A opção pela fábula se torna uma armadilha na fragilidade de construção de um universo que, embora coerente, precisa, naturalmente, ser dinâmico. A ponta principal do mecanismo fabular é a ponta que toca o significado, que dentro dela toma a forma de outra coisa (o fantástico). Essa extremidade aqui acaba absolutamente comprometida, proporcionalmente à força de construção desse universo interior, no sentido do estabelecimento dos referenciais espaciais, temporais e de pontos de vista. É notável o exemplo da subjetiva do vento: sob um áudio excessivamente sugestivo de uma intensidade outra (se aproxima do ruído grave, oposto à harmonia saturada do resto dos elementos), uma câmera em movimento, com imagem de cores deformadas, vai se aproximando dos locais por onde a protagonista passa e começa a interagir com ela, alternando entre os planos dessa visão do vento e do filme como ponto de referência: um real condicionado às premissas do irreal. Tal abordagem, pela carga de ênfase e fragilidade como contraponto, banaliza essa experiência de possível troca de olhares (“ser parte de mim”), para uma reafirmação incessante, que segue também à medida da entrada desse segundo personagem como corpo.

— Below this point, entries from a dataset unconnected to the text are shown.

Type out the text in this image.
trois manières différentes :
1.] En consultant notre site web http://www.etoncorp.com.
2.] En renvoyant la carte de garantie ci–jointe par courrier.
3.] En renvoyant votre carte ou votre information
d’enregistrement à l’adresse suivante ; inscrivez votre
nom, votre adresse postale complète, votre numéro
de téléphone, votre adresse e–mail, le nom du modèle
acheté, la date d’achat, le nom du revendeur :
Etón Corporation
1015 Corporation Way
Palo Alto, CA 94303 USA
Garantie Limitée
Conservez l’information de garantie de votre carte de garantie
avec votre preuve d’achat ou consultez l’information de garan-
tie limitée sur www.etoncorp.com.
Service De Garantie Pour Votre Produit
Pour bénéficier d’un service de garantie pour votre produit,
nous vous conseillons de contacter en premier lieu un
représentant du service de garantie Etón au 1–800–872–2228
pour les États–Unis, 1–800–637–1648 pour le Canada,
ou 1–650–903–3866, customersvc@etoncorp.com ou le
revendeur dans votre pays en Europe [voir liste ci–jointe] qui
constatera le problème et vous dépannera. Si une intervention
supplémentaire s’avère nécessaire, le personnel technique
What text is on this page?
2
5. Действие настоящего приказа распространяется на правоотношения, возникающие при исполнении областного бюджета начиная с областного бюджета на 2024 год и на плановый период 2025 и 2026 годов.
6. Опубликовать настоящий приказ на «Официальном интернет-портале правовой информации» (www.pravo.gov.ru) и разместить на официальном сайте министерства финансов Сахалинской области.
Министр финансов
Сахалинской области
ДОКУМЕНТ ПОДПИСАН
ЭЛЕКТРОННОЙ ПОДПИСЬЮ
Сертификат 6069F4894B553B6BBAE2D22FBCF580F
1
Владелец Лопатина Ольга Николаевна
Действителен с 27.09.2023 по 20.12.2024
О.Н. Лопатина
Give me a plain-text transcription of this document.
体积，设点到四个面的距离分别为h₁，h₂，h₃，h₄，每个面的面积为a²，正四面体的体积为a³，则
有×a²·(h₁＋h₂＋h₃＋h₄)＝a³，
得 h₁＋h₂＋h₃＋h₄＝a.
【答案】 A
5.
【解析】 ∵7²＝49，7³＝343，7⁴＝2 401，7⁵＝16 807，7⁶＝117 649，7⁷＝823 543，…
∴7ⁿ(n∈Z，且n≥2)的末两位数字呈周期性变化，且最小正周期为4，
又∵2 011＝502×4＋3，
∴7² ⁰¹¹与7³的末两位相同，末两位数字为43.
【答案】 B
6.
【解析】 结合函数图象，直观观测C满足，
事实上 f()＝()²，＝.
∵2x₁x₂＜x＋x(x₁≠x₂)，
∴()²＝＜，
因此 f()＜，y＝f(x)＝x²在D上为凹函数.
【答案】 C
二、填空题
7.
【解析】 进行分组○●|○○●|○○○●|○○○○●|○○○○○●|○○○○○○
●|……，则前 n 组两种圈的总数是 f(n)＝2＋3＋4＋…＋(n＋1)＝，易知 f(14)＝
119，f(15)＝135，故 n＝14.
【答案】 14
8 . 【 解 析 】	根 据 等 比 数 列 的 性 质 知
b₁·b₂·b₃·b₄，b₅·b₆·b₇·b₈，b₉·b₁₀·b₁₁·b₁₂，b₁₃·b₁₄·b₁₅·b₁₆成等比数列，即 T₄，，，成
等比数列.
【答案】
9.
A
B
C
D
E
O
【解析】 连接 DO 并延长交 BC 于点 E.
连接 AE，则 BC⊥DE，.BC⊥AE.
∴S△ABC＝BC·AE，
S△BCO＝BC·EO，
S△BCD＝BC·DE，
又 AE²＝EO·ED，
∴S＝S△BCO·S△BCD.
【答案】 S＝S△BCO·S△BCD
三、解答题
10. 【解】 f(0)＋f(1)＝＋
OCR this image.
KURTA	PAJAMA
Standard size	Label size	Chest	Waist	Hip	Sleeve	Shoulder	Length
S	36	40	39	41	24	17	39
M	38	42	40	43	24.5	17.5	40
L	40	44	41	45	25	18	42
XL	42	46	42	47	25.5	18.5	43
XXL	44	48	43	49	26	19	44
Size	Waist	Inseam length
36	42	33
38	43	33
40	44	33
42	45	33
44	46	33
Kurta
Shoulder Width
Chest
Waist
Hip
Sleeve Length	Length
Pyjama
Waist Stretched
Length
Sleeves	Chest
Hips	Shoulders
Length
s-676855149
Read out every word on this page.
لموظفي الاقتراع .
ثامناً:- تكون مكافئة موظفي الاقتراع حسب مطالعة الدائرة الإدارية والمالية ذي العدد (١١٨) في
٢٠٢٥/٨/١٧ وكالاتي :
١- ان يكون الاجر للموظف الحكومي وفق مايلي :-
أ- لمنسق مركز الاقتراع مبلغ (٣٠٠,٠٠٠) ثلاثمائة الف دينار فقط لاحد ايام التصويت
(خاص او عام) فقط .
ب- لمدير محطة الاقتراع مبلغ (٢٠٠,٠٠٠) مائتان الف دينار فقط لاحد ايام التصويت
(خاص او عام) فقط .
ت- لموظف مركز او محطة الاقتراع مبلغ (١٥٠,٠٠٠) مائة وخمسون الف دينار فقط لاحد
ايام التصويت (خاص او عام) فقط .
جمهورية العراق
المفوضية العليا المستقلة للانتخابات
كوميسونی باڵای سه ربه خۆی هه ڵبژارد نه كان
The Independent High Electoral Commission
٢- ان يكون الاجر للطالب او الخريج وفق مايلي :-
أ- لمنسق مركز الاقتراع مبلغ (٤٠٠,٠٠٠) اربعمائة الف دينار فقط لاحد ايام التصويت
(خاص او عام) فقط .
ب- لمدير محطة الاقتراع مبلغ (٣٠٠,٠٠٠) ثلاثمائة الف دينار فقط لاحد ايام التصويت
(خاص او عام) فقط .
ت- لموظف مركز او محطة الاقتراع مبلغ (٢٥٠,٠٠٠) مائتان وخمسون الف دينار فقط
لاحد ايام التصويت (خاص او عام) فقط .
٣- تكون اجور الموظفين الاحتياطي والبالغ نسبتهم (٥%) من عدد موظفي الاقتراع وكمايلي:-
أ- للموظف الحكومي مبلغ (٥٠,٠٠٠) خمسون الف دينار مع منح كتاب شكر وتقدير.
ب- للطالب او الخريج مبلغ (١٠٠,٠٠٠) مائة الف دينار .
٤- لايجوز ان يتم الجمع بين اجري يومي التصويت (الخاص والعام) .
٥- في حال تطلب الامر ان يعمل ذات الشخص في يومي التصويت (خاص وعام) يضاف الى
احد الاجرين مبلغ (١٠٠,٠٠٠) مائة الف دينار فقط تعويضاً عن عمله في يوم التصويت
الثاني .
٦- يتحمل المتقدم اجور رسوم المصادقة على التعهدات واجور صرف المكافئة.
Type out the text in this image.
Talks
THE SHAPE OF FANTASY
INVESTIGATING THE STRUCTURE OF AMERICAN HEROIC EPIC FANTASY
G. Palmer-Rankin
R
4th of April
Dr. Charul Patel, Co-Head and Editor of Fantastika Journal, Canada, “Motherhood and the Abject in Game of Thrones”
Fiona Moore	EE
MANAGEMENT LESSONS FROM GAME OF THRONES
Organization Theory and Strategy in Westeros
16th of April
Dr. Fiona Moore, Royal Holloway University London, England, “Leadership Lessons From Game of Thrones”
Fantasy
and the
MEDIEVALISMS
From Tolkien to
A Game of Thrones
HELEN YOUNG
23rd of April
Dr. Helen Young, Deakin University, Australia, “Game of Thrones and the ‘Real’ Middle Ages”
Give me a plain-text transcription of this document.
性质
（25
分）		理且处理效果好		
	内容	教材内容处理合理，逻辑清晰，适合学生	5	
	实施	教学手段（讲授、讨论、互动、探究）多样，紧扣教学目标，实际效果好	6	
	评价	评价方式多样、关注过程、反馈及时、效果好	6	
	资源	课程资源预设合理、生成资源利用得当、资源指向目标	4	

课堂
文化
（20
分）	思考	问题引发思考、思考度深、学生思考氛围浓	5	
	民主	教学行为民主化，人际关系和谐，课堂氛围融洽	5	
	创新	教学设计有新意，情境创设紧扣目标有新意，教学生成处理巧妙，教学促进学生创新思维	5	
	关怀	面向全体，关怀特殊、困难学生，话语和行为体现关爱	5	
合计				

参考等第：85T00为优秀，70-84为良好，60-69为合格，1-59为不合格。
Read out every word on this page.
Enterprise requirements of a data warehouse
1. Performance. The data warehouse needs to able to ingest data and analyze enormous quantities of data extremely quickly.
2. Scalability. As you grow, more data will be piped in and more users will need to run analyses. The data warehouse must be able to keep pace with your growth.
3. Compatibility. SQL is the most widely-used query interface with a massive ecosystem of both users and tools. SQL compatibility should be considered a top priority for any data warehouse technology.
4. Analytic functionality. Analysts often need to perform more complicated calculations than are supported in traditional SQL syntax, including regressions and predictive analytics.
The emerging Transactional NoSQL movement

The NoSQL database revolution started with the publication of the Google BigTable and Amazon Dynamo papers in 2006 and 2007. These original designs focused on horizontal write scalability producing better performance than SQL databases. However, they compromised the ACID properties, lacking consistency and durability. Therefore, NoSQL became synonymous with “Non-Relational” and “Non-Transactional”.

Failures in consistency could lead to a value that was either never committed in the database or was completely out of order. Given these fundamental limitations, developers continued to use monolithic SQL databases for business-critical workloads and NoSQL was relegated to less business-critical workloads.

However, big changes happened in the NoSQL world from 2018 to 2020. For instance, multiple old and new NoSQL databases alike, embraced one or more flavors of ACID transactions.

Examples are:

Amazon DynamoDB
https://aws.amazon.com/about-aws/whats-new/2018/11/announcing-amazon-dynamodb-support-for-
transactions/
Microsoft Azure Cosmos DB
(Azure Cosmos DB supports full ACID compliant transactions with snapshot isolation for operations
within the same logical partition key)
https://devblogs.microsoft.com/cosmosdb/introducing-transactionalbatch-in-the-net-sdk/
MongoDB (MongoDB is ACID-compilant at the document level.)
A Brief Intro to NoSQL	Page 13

Mas um mito é antes de tudo uma ficção que se descola da experiência comum do mundo pela sua construção interna que o faz voltar ao mundo com violência, numa ligação que passa justamente pela via da aproximação das suas relações internas, pelo desenho de suas forças em choque. Toda ficção necessita ser um feixe de choques em alguma medida, seja de palavras, espaços, perspectivas, pois é nessa fricção que se pode produzir o espaço da experiência que não se submete necessariamente a nenhum estado prévio de si mesma. Um mito é sempre uma estrutura de composição de metamorfoses do mesmo, e da dinâmica de variação desses estados. Todo o investimento em saturação aqui – nas cores, na aparência absolutamente intocada da protagonista em relação ao ambiente, às ênfases no som (vento e água, por exemplo, tentando amplificar algo que já redunda na imagem) – atesta uma falta de confiança justamente na percepção natural do mundo, onde os elementos possam falar por si, em sua suposta pequeneza, na qual ganharia força como valor de conjunto e interação.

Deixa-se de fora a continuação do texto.